Kann der Einzug von Kindergeld wirklich eine Maßnahme sein, damit Eltern sich um ihre Kinder sorgen? Es gibt diese populistische Forderung ja in regelmäßigen Abständen von Politikern: Eltern zu sanktionieren, wenn diese sich nicht ausreichend um die Bildung ihrer Kinder bemühen.
Die Gelder kommen ja nicht bei den Kindern an, viele Eltern verpulvern ihre Hartz-IV-Bezüge für Zigaretten oder elektronische Geräte. Sie können mit dem Geld nicht verantwortungsbewusst umgehen. Ein Großteil des Geldes müsste eigentlich auf ein Schulkonto überwiesen werden, dann könnten wir es verwalten, und man wäre weg von diesen Sanktionen. Dann hätten endlich alle Kinder die benötigten Schulmaterialien. Das ist aber rechtlich nicht möglich.

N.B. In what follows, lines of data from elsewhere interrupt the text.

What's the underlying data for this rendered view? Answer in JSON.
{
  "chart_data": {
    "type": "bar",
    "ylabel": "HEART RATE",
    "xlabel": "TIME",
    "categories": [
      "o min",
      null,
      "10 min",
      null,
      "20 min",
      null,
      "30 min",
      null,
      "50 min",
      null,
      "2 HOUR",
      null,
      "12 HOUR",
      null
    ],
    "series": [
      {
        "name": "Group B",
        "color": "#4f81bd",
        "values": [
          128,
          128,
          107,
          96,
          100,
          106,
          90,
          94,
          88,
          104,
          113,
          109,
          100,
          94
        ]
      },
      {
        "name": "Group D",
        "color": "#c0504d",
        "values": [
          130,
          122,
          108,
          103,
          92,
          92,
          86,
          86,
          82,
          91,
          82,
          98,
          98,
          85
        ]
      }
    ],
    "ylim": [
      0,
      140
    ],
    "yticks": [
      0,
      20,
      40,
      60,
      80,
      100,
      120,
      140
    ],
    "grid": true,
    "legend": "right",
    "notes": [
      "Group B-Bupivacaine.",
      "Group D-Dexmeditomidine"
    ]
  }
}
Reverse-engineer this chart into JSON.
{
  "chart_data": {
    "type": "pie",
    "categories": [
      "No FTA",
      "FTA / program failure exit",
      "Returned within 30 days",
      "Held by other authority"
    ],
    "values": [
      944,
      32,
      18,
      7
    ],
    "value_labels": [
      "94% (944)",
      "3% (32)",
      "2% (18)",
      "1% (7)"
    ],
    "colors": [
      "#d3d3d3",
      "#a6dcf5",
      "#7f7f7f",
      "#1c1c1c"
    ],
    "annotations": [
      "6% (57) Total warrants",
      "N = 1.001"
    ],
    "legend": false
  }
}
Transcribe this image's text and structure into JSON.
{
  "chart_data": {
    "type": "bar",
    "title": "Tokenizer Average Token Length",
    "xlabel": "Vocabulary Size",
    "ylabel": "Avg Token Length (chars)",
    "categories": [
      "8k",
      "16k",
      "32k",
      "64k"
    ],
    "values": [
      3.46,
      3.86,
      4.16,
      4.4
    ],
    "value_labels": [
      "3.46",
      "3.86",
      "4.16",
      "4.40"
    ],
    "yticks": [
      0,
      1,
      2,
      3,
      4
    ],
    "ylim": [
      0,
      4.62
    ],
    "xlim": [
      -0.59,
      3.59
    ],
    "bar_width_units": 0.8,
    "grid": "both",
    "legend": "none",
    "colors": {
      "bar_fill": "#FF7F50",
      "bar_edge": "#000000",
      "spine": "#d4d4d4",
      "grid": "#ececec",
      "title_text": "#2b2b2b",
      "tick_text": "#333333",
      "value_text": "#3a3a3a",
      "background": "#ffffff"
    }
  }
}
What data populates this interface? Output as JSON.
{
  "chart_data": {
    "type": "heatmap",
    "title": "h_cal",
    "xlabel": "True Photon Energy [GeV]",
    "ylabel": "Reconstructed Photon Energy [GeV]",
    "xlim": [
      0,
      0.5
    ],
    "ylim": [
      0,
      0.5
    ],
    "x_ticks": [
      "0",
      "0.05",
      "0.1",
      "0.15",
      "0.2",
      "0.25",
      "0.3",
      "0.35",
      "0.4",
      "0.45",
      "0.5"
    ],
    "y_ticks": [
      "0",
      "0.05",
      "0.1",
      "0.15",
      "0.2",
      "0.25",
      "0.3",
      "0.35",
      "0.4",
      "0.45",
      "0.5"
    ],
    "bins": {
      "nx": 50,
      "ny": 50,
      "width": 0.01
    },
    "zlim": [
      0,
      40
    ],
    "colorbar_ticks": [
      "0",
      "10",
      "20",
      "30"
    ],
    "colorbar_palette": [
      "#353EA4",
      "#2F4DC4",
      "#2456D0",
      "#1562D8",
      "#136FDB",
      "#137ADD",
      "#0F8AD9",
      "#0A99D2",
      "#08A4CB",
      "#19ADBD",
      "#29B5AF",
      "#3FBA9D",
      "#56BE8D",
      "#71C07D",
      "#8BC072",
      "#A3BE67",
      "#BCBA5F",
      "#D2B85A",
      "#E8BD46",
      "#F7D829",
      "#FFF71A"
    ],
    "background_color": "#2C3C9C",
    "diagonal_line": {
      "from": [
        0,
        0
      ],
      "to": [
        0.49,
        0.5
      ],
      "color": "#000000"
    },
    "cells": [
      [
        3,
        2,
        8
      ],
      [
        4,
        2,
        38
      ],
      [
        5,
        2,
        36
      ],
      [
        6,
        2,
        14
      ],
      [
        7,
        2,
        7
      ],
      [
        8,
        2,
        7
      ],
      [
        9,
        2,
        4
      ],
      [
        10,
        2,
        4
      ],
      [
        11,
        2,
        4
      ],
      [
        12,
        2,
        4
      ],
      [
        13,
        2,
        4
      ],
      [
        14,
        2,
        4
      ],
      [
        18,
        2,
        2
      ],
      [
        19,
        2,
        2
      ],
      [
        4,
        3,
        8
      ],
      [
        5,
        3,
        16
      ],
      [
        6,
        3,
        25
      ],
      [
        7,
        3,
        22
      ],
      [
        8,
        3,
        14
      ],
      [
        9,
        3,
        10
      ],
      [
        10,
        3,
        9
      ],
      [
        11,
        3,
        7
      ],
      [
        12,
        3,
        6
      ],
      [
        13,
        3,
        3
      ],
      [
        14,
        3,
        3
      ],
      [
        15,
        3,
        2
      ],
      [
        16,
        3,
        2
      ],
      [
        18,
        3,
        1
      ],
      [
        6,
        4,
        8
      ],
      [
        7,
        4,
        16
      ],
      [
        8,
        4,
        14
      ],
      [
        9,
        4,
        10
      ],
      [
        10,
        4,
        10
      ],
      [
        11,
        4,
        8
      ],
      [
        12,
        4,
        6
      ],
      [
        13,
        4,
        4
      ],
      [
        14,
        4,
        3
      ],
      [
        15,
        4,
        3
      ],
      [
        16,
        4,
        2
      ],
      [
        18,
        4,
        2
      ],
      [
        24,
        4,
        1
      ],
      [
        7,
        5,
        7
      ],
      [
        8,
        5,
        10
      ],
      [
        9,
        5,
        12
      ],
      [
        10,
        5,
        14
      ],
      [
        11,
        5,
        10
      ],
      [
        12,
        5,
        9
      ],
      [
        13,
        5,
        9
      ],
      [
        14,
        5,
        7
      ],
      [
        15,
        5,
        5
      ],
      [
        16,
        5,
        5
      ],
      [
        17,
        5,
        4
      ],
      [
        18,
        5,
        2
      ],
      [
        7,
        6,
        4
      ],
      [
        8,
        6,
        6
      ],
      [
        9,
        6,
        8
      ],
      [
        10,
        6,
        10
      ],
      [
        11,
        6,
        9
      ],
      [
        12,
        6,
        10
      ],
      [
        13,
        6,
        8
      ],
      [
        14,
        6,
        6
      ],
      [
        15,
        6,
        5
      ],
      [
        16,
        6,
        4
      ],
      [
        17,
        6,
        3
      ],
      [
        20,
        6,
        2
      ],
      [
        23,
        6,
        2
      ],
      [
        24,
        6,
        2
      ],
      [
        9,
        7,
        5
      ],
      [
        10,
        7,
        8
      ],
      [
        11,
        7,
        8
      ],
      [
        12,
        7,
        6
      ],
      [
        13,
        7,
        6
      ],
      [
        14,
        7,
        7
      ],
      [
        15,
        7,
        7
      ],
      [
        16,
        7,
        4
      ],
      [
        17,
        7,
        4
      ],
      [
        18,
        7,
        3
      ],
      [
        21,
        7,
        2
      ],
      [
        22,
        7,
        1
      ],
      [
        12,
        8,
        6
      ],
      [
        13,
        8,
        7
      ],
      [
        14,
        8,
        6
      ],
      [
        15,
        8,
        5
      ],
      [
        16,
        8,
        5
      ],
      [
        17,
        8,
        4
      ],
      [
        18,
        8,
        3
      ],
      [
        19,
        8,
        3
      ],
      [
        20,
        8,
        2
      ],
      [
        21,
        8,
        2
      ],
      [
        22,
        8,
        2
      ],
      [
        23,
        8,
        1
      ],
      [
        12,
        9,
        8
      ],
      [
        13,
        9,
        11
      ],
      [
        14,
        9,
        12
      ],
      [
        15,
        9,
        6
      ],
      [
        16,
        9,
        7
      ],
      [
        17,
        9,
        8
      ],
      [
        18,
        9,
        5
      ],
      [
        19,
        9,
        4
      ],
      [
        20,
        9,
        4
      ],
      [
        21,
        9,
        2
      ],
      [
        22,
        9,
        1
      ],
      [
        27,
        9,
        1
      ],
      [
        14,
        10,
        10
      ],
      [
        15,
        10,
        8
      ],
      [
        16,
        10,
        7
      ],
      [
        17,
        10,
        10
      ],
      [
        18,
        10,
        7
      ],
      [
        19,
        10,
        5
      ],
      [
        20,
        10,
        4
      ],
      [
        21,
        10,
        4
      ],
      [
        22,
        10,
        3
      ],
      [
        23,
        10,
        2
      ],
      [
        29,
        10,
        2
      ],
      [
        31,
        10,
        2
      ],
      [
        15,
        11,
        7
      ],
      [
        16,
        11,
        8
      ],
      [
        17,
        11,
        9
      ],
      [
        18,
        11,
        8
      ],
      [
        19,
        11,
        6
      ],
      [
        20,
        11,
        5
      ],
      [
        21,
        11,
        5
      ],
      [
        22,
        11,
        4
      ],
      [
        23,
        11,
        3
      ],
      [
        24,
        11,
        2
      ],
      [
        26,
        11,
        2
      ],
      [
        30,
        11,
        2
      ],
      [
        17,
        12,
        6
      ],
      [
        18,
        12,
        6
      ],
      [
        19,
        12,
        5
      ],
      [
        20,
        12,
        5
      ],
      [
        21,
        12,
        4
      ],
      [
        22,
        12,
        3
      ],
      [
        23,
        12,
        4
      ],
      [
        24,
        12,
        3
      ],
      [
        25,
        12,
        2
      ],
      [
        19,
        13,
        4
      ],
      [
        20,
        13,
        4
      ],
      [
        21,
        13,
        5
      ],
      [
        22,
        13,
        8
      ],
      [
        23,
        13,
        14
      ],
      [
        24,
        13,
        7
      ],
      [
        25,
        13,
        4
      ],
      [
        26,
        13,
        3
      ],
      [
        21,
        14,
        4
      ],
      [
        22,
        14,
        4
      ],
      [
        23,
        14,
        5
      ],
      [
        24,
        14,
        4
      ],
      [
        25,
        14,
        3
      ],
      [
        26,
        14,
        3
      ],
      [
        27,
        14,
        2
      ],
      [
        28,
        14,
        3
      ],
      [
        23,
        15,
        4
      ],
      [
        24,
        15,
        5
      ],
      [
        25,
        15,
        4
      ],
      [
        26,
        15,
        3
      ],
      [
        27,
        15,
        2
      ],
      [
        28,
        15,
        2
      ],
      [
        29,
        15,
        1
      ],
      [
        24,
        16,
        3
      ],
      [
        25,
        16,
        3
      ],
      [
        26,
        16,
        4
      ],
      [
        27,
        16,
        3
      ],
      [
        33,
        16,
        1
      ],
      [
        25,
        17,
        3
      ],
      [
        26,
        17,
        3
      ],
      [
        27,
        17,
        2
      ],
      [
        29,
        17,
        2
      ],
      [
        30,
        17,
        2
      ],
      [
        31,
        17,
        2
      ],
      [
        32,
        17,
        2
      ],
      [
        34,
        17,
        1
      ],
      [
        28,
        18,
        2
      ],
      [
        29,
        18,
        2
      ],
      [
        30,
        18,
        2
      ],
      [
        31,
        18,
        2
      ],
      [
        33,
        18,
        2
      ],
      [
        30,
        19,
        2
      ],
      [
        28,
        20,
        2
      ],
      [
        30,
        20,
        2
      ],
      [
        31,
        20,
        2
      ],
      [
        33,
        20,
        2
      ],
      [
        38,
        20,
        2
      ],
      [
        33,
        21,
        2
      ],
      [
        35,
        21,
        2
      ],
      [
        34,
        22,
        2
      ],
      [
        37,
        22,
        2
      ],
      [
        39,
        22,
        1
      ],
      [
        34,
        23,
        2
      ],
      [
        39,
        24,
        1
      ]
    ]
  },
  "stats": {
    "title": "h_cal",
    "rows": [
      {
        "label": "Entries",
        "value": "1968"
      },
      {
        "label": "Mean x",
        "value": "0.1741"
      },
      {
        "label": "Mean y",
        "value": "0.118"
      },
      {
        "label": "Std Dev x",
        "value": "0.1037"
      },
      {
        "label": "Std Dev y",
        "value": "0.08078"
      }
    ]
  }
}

Sie schildern in ihrem Buch, dass Sie wenig Rückhalt von den Eltern bekommen. Wie stark können Sie auf die Kinder einwirken?
Es ist natürlich sehr, sehr schwierig, man muss schon erkennen, wo unsere Grenzen liegen. Letztlich können wir den Kindern nur ein positives Beispiel vorleben. Eigentlich müsste man die Eltern miterziehen, aber dafür bin ich nicht zuständig. Da geht es um Grundlagen. Was mache ich, wenn mein Kind zu viel vor dem PC sitzt oder zu viel fernsieht? Wie kann ich die Freizeit sinnvoll mit meinem Kind gestalten auch ohne viel Geld? Viele unserer Eltern sind mit der Erziehung ihrer Kinder überfordert.
Bei dem Schüler Domenik haben Sie geschrieben, Sie könnten sich vorstellen, dass er seine alte Förderschule anzündet. Gehen Sie eigentlich noch gerne zur Arbeit?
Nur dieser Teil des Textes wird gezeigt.